I've distro hopped and DE hopped a lot before settling, but it's been amazing for me as somoeone who has switched over from Windows. It just doesn't get in the way, is super familiar for me, AND lets me do a lot of things I wish I had in Windows.
I was worried about the "choice fatigue" due to it being super configurable and all, but honestly the defaults are so sensible I haven't really had a reason to tinker with it much if at all.
+1. I switched from Pop OS to Debian + KDE last week, and KDE has been solid. I too read a handful of articles calling out the choice fatigue, and other than a few tweaks (maybe half an hour?) I was ready to go. I run old-ish hardware (circa 2013) without any issues.
Something notable is that the all the hotkeys felt 'just right'. I had to tinker a bunch in Pop OS to get satisfying hotkey combos, and the COSMIC upgrade reset them all.
Its crazy how Microsoft has created so many linux users. I am converting my windows setups to Mint over the next few weeks.
If only, this will only happen when regular consumers can get GNU/Linux desktops and laptops fully working on shops like Media Market, Saturn, FNAC, Dixons, Publico,....
Until then it will be computer nerds buying from online shops, building their own PCs, or running Linux VMs alongside Windows and macOS.
Android, ChromeOS, WebOS have succeed among users, exactly because they are consumer OSes, where the use of Linux kernel is an implementation detail, and are available everywhere.
The PC market doesnt care what nerds do. But the PC market has a niche that it does respond financially to, and thats gamers. Gamers have long felt the pull factor of Linux, with games becoming easier to run on the platform. But now Windows has delivered a heap of push factors, with Windows chewing more memory, and that memory being used for intrusive AI tasks.

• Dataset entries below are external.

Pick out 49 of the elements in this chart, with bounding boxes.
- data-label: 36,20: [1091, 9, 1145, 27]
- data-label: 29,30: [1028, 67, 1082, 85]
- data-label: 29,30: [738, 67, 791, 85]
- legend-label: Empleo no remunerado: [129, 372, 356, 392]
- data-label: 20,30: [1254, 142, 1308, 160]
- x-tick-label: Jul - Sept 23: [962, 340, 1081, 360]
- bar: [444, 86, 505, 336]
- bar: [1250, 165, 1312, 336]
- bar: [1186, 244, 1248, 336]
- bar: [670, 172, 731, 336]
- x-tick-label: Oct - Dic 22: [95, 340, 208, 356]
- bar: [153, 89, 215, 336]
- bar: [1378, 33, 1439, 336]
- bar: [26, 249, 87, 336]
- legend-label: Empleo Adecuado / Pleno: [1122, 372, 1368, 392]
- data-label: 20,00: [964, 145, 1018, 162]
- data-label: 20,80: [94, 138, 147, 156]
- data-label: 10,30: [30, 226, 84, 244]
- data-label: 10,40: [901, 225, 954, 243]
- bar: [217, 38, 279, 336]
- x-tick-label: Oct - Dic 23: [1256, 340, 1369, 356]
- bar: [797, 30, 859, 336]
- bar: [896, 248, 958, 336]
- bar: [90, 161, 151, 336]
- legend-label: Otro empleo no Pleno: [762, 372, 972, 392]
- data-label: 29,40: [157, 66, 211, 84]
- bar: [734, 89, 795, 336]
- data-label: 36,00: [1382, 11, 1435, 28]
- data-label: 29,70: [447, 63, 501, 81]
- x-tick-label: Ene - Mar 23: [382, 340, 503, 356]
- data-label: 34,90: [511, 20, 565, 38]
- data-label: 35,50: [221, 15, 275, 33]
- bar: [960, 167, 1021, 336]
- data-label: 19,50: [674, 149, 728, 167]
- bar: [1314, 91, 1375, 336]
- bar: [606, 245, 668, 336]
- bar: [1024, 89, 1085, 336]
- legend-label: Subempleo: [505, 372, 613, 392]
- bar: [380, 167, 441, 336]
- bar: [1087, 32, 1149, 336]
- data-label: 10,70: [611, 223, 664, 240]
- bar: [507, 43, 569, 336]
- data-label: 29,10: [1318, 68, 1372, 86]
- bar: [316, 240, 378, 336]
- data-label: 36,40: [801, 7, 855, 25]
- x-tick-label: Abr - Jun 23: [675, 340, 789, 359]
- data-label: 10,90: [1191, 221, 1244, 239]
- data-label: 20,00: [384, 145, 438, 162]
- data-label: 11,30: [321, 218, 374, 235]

If market forces respond as they do for gamers, we will be seeing a lot of peripheral manufacturers at least ensuring their devices are covered by a generic driver on Linux, and eventually those gamers will be installing linux on their parents computers to avoid expensive memory upgrades. Games publishers are likely to take notice. And at least small PC retailers will be offering customs without Windows, assuming a couple of the big hardware guys dont start offering it too.
I made the old joke tongue in cheek, but it does have legs tbh. This is basically a perfect storm, that any previous management at Microsoft would have fired half the business to prevent. Focusing on optimisation rather than bloat would be a better strategy. But IIRC the management of Microsoft believe the cloud is the future and were thinking desktop was dead anyway.
The conditions were set in 2025, but 2026 is probably when we will see the greatest amount of switching.
Until Valve removes their dependency on Windows developers for content on GNU/Linux, that doesn't matter.
Most professional studios have no reason to care, and change the status quo.
Most would rather stick to game consoles and mobile games than move a finger to support GNU/Linux, when not targeting Windows.
History doesn’t repeat itself but it certainly rhymes!